Biblia Abierta

Alimento Diario - 13 de Febrero - Habrá un día de juicio

De Joel 2:1b (2:1-11)

El día del Señor viene, y ya se acerca. - Joel 2:1b (2:1-11)

Reflexion

Miércoles de Ceniza

La frase del profeta Joel me hace pensar en algunos políticos que toman resoluciones que van abiertamente en contra de la fe cristiana: la legalización del aborto y del matrimonio homosexual, la tenencia y el uso de drogas ilegales, etc. ¡Como si nunca fuéramos a ser juzgados! Muchas personas viven así porque piensan que nunca nadie los va a juzgar. Muchos juegan con la impunidad de una sociedad corrupta, y creen que pueden hacer lo que quieren sin tener que rendirle cuentas a nadie. Y ahora ya no estoy pensando sólo en algunos políticos, sino en todos nosotros; porque aún los cristianos abusamos de la libertad que Cristo nos consiguió.

Es tiempo que reconsideremos la afirmación del profeta Joel: un día nos llegará el juicio final. Ese día, todas nuestras obras, nuestras palabras, y nuestros pensamientos pasarán por el fuego de Dios. ¿Qué quedará? Si no fuera por Cristo, no quedaría nada. Pero gracias a él, que con su sangre purificó nuestros corazones, podemos enfrentar sin miedo el día del juicio final.

Para quienes vivimos en Cristo, la afirmación: “El Señor viene”, nos produce alegría. El saber que el Señor vendrá a mí me produce una ansiedad sana, porque mi casa está limpia. Y no porque yo la haya limpiado, sino porque el perdón de Jesús fue suficiente para dejar toda mi vida limpia y en orden para que, cuando él venga a buscarme, el encuentro sea de alegría.

El anuncio de Joel me anima a no abusarme de la gracia con que Dios me trata, sino a honrarla con una vida de consagración a los valores cristianos, para que el nombre de Dios sea glorificado.

Gracias, Padre, porque por la obediencia perfecta de tu Hijo Jesús, nos preparas para cuando regreses a juzgar a los vivos y a los muertos. Amén.

 

 

Comentarios:

Vv. 1-14.Los sacerdotes tenían que alarmar a la gente con la cercana llegada de los juicios divinos. Obra de los ministros es advertir de las consecuencias fatales del pecado y revelar la ira del cielo contra la impiedad e injusticia de los hombres.

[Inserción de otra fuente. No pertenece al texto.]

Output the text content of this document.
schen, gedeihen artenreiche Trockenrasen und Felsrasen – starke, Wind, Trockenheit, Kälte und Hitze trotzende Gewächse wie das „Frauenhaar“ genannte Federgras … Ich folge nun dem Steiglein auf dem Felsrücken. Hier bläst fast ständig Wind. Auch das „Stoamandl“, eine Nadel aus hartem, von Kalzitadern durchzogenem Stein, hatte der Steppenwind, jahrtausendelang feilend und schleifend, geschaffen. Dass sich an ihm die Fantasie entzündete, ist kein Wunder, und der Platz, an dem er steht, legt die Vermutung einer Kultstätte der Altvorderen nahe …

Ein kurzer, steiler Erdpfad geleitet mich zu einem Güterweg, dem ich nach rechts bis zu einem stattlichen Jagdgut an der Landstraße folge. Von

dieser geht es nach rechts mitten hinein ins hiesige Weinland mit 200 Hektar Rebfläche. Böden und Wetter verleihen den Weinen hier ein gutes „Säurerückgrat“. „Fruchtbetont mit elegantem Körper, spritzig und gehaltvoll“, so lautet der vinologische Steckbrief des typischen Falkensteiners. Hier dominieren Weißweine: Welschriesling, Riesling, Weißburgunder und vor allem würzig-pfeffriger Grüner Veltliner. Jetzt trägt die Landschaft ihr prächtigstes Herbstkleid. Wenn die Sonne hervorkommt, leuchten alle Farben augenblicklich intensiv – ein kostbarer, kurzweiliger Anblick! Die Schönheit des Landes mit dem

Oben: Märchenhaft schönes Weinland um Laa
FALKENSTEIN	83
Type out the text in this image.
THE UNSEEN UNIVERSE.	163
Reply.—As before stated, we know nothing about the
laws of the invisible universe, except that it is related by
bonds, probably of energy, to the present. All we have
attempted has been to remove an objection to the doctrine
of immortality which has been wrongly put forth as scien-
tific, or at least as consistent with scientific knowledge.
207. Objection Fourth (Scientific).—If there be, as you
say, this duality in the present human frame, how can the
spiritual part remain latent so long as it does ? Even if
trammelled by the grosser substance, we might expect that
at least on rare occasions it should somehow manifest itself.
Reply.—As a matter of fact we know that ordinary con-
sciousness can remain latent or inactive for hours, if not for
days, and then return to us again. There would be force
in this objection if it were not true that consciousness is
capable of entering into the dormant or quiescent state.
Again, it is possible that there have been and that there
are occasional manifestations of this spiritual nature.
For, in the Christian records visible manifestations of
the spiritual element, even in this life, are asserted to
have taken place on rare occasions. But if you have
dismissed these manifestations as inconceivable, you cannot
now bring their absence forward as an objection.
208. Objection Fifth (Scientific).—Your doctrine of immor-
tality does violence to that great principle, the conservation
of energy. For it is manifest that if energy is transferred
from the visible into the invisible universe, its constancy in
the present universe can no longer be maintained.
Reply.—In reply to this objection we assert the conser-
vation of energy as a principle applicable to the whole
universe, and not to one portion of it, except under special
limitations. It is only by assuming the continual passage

La descripción impactante que sigue muestra lo que acompañará a las devastaciones causadas por las langostas, pero también puede describir los efectos de la desolación de la tierra a manos de los caldeos. Si se advierte de los juicios temporales con voz de alarma a las naciones ofensoras, ¡cuánto más se debe advertir a los pecadores que busquen liberación de la ira venidera! Por tanto, nuestro negocio en la tierra debe ser especialmente asegurar un interés en nuestro Señor Jesucristo; y procuraremos ser separados de los objetos que pronto serán arrancados de todos los que ahora hacen ídolos de ellos.

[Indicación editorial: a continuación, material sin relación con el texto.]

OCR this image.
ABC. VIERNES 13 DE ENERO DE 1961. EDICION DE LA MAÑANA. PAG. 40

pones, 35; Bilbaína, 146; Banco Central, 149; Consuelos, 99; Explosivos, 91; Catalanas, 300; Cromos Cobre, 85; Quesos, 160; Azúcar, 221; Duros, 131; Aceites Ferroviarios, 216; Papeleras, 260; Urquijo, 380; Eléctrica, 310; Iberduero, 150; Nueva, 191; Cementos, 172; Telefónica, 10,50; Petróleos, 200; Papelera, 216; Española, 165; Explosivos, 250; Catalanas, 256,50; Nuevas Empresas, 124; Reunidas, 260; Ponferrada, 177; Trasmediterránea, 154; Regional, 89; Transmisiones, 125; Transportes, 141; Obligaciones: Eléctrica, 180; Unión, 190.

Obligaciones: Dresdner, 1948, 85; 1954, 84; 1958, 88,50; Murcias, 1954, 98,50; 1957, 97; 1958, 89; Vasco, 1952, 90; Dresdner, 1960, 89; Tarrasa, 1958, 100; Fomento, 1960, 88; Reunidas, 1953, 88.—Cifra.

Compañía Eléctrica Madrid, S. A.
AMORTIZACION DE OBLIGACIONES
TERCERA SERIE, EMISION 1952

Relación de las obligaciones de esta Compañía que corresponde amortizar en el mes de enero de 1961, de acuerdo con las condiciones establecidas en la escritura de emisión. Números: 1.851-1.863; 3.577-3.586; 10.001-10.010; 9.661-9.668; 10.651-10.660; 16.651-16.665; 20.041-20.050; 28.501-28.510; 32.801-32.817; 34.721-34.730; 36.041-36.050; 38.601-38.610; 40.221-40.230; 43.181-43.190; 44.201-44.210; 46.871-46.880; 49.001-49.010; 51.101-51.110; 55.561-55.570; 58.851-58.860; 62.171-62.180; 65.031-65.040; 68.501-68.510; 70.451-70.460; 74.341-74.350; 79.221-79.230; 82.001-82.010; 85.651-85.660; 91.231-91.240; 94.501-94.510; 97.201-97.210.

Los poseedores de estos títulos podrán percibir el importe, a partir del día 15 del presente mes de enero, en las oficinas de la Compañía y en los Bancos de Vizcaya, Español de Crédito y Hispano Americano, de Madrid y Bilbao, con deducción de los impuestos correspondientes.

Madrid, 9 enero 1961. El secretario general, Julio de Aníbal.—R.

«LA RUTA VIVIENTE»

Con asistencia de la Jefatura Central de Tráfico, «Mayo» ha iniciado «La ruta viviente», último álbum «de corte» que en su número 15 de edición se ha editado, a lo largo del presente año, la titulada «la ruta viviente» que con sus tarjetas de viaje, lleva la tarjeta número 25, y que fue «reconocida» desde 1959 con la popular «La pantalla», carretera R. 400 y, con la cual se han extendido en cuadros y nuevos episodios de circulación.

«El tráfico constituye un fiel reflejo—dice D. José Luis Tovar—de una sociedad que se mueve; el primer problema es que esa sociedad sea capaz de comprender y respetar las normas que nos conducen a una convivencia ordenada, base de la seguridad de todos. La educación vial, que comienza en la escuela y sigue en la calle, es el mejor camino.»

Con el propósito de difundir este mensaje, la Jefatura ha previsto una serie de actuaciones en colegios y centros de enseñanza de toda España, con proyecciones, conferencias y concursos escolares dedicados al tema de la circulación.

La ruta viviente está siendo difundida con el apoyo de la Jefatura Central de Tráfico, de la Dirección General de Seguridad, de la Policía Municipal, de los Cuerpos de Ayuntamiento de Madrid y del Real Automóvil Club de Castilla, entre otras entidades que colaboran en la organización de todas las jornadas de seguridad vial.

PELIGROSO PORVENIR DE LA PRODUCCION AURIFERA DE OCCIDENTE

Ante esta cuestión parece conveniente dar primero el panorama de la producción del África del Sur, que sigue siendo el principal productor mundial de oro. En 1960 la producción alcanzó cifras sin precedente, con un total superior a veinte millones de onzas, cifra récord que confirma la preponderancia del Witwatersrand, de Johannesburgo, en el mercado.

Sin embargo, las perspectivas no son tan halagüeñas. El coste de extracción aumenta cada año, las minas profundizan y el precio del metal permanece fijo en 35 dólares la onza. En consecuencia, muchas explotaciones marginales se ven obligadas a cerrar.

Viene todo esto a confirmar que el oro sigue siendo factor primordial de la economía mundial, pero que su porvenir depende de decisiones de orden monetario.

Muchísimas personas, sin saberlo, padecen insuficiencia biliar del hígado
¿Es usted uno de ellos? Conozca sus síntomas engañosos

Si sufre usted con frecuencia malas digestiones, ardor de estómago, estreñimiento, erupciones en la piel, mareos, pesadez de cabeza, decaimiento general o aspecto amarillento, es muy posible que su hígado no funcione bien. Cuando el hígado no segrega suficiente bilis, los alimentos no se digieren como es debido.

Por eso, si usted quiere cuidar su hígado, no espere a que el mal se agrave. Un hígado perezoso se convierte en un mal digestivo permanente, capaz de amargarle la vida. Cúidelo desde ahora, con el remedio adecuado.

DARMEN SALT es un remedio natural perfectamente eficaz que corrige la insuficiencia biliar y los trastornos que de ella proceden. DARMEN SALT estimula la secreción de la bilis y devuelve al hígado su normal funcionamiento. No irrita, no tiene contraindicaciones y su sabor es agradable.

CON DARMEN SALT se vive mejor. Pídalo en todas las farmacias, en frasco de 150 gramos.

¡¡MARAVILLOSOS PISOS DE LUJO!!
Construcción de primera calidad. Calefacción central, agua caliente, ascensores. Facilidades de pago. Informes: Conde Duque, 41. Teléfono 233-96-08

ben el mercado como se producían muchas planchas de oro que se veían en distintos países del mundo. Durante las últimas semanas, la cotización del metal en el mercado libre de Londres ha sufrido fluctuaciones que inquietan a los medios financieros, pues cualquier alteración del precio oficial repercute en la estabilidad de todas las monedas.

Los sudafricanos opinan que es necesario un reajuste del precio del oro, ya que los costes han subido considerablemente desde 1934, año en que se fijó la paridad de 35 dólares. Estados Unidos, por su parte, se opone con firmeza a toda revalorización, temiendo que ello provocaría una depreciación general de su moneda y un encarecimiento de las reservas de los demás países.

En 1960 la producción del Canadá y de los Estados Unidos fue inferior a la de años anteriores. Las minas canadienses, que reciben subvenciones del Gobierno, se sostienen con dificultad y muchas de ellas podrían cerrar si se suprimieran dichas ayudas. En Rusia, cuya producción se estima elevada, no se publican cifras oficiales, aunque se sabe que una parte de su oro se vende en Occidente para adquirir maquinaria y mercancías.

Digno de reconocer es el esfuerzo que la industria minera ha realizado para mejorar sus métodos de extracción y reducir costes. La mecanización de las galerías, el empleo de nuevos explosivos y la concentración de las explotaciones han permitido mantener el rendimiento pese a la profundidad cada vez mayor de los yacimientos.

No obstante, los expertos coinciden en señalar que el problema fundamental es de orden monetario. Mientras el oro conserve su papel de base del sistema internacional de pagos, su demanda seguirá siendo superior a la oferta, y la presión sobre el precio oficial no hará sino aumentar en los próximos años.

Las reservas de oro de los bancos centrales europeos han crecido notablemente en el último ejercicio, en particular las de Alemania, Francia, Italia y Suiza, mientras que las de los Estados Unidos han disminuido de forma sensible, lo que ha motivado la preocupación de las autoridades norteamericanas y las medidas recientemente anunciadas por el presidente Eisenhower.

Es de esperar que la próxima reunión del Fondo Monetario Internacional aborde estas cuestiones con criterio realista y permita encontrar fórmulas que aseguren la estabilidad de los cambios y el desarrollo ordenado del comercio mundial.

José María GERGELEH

Debe haber expresiones externas de dolor y vergüenza, ayuno, llanto y duelo; las lágrimas por el trastorno deben volverse lágrimas por el pecado que lo causó. Pero romperse las vestiduras será en vano, salvo que los corazones hayan sido desgarrados por la humillación y el aborrecimiento de sí mismos; por la pena por sus pecados y la separación de ellos. Incuestionable es que si nos arrepentimos verdaderamente de nuestros pecados, Dios los perdonará; no se promete que deba quitar la aflicción, pero esa probabilidad debe exhortarnos al arrepentimiento.